Its increasing for the first few epochs, and then started fluctuating. lr = 0.0001 takes 1 hour/epoch, and now lr = 0.1x0.0001 takes 2.5 hour per an epoch. This is on a shared resource. Why this fluctuation could be?

Thanks!

szhu-bytedance commented 11 months ago

This is common. Usually the optimization would not be a smooth curve. You can tune the lr and see if you can get a better result. Also 10 epochs are not enough. You might need to train for more epochs.

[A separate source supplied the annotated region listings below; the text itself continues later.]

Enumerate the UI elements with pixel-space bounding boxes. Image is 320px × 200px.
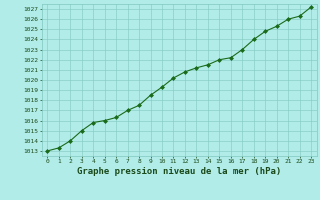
- X-axis label: Graphe pression niveau de la mer (hPa): Graphe pression niveau de la mer (hPa): [77, 167, 281, 176]
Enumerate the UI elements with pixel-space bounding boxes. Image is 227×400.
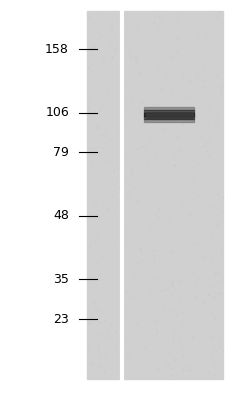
Bar xyxy=(144,107,193,110)
Bar xyxy=(86,11,222,379)
Text: 48: 48 xyxy=(53,209,69,222)
Bar xyxy=(145,112,192,118)
Bar xyxy=(144,113,193,116)
Text: 23: 23 xyxy=(53,313,69,326)
Bar xyxy=(144,110,193,113)
Bar xyxy=(144,119,193,122)
Text: 106: 106 xyxy=(45,106,69,119)
Text: 35: 35 xyxy=(53,273,69,286)
Text: 79: 79 xyxy=(53,146,69,159)
Bar xyxy=(144,116,193,119)
Text: 158: 158 xyxy=(45,42,69,56)
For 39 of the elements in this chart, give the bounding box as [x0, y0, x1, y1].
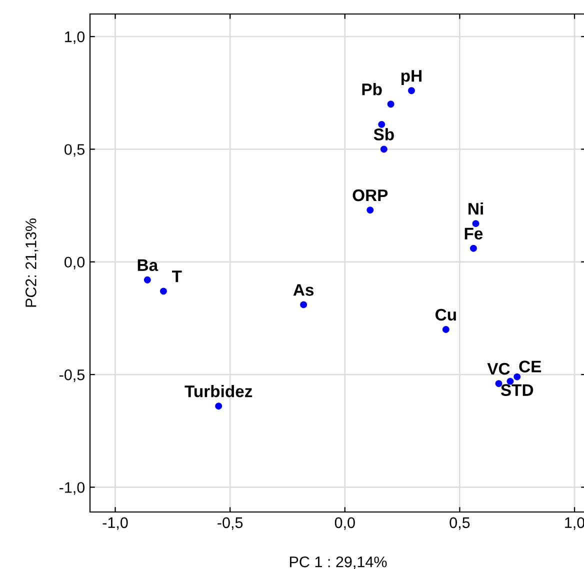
y-axis-title: PC2: 21,13% [26, 218, 38, 307]
y-tick-label: 0,0 [64, 256, 85, 270]
annotation: Cu [436, 308, 456, 321]
x-tick-label: -0,5 [218, 517, 243, 530]
annotation: Fe [464, 228, 483, 240]
annotation: Sb [374, 128, 394, 140]
annotation: Turbidez [184, 385, 252, 398]
annotation: pH [401, 70, 422, 86]
point [387, 100, 394, 108]
annotation: As [293, 284, 314, 296]
point [470, 244, 477, 252]
annotation: CE [519, 360, 542, 372]
point [408, 87, 415, 94]
y-tick-label: -1,0 [59, 482, 85, 495]
annotation: Ni [468, 202, 483, 215]
x-axis-title: PC 1 : 29,14% [290, 556, 387, 569]
annotation: VC [487, 362, 510, 375]
annotation: Pb [362, 83, 382, 96]
annotation: STD [500, 384, 534, 396]
y-tick-label: -0,5 [59, 369, 84, 382]
y-tick-label: 0,5 [64, 144, 84, 157]
point [380, 146, 388, 153]
x-tick-label: 0,0 [334, 517, 355, 530]
point [495, 380, 502, 388]
point [378, 120, 386, 128]
x-tick-label: -1,0 [102, 517, 128, 530]
y-tick-label: 1,0 [65, 31, 85, 44]
x-tick-label: 0,5 [450, 517, 470, 530]
point [215, 402, 222, 410]
point [144, 276, 151, 284]
point [366, 206, 374, 214]
point [514, 373, 521, 380]
annotation: Ba [138, 259, 158, 272]
annotation: T [172, 270, 182, 282]
annotation: ORP [352, 189, 388, 202]
point [160, 288, 167, 295]
point [442, 326, 450, 333]
point [472, 220, 480, 228]
point [300, 301, 308, 308]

Anuradha-Uggi commented 11 months ago

Yeah, currently it is training for epoch@71. The best so far is R@1 = 83.8%. This is with the lr = 0.00001, bs = 8. But again the training recall curve is not so smooth. It has a lot of fluctuations. If possible, could you please share the training recall curve for the original model you have reported, if you have saved it? It would help me understand the training better.

Many thanks!

szhu-bytedance commented 11 months ago

I cannot find our original log now. I have the log for using 4 GPUs and the results are almost the same. You can check the log file attached. info.log

Anuradha-Uggi commented 11 months ago

Thank you so much, Szhu. This helps a lot. Hope, this would be my last question to you.

In the log file above, I see training_lr = 0.0001. In the code you released, where you said you used 8 GPUs, the learning rate is 0.0001, which is the same as the one in the 4 GPUs case. I also see the total batchsize in 4 GPUs case is 32 (Each GPU gets 8 samples). And the total batch size in 8 GPUs case is 64 (Each GPU gets 8 samples). Is it because that the batch size on individual GPUs is maintained at the same (8 samples), and that is why you chose the same learning rate in both the cases?

szhu-bytedance commented 11 months ago

This is just an empirical setting and I kept the lr unchanged. The result is almost the same.

Anuradha-Uggi commented 11 months ago

Okay. So,

'Is it because that the batch size on individual GPUs is maintained at the same (8 samples), and that is why you chose the same learning rate in both the cases?': This need not be the case right? Since the parameter update happens on an aggregated total batch of gradients, If total batch size changes (Irrespective of the chunk of batch that each GPU gets), we have to tune for a new learning rate?

szhu-bytedance commented 11 months ago

Not sure what do you mean, but you might need to figure it out by yourself.

Anuradha-Uggi commented 11 months ago

I mean, when we use multi GPU training, we no need to worry about how many GPUs we use (as long as the batch size is divisible by this) to fine tune learning rate, right? This technique is for memory management. But for hyper params finetuning, total batch size is what we should look at right? Not the chunks of batch placed on individual GPUs, I mean?

Jeff-Zilence commented 8 months ago

The lr vs batch size is very tricky for multiple GPU training, especially with Adam optimizer. There is no guarantee that you will get the same results if you follow any scaling law. You will need to try different numbers and figure it out.